Athens City Council reinstated the universal mask mandate Monday evening which requires all individuals, regardless of vaccination status, to wear a mask when in indoor public spaces.
The decision comes after a discussion within Council Aug. 9, when Athens was declared an area of substantial transmission by the Centers for Disease Control and Prevention, or CDC, which recommends all individuals wear masks when in indoor public spaces. The Athens City-County Health Department issued a universal indoor mask alert following the CDC’s declaration.
According to the renewed Athens mandate, individuals waiting in line to enter a public space are not required to wear a mask.
“This is a public health decision. This is not a decision based on anything but trying to keep everyone safe and healthy,” Councilman Sam Crowl, D-3rd Ward, said. “Masks will be necessary to keep us healthy and to comply with the guidance of the CDC, so I just wanted to reiterate that this is a public health decision, this is about people’s lives.”
The mandate will expire Feb. 28, 2022, unless preemptively rescinded by Council.

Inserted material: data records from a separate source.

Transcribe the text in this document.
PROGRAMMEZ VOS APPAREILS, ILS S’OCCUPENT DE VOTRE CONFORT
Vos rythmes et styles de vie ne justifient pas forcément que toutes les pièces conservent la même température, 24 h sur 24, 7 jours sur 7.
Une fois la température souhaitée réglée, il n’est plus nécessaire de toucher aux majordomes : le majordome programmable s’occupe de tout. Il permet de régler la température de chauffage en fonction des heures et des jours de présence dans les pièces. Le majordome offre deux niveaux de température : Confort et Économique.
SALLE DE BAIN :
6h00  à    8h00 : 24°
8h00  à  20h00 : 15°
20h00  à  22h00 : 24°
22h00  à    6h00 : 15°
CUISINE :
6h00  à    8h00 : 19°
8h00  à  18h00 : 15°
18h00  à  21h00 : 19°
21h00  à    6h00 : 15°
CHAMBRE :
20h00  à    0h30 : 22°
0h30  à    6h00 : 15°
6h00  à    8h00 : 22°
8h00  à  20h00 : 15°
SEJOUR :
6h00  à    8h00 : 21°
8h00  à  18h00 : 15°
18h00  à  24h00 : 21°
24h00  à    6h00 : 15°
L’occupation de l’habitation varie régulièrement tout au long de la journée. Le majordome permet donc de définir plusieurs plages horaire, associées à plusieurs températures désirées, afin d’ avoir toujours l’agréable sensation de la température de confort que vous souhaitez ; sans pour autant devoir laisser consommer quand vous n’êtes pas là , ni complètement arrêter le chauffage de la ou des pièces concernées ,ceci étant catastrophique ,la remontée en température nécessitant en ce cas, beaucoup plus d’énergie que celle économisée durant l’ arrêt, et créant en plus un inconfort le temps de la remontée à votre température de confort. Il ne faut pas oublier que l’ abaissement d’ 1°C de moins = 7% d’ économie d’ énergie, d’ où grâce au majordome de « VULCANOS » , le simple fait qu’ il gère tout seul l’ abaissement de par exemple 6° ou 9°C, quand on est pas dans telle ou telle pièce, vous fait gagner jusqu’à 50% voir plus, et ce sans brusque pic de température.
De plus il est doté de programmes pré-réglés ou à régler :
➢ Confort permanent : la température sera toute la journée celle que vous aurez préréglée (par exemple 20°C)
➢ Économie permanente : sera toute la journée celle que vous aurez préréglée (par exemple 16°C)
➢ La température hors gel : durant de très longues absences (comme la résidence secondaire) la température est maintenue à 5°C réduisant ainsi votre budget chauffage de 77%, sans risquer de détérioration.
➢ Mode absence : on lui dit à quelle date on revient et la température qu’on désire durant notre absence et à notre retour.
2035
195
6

Council also heard a presentation from Jason Jolley, professor of rural economic development in Ohio University’s Voinovich School of Leadership and Public Service, and Brent Lane, senior executive in residence at the Voinovich School, on a project exploring the benefits and attractions of remote work in non-metropolitan areas. The presentation follows an ordinance approved Aug. 9 by Council to partner with Sunday Creek Horizons, a consulting firm, in establishing a remote work program and space in Athens.
Lane pointed out that remote work, which is when an employee works online from a different location than their employer, has been increasing in recent years, even prior to the pandemic.
“Remote working decouples where we live from where we work, and that enables people who want to live somewhere other than near where they work to choose their preferences. For a lot of Americans that preference is a non-metro location,” Lane said.
Athens has several attractive features for remote workers, including attainable housing, favorable cost of living, childcare, outdoor recreation and professional education, Lane said. In turn, an increase in remote work helps import income for local spending, diversify the economy and retain more graduates and young workers.
Several ordinances were approved, including a closure of a portion of Union Street from Court Street to College Street on Sunday for OU’s student involvement fair. Parking will be banned from 7 a.m. to 9 p.m. and the road will be closed to traffic between 10 a.m. and 8 p.m.
Council accepted a $15,790 grant from the Firehouse Subs Public Safety Foundation, as well as authorized the city’s Service Safety Director to advertise and accept bids for the purchase of a new city dump truck.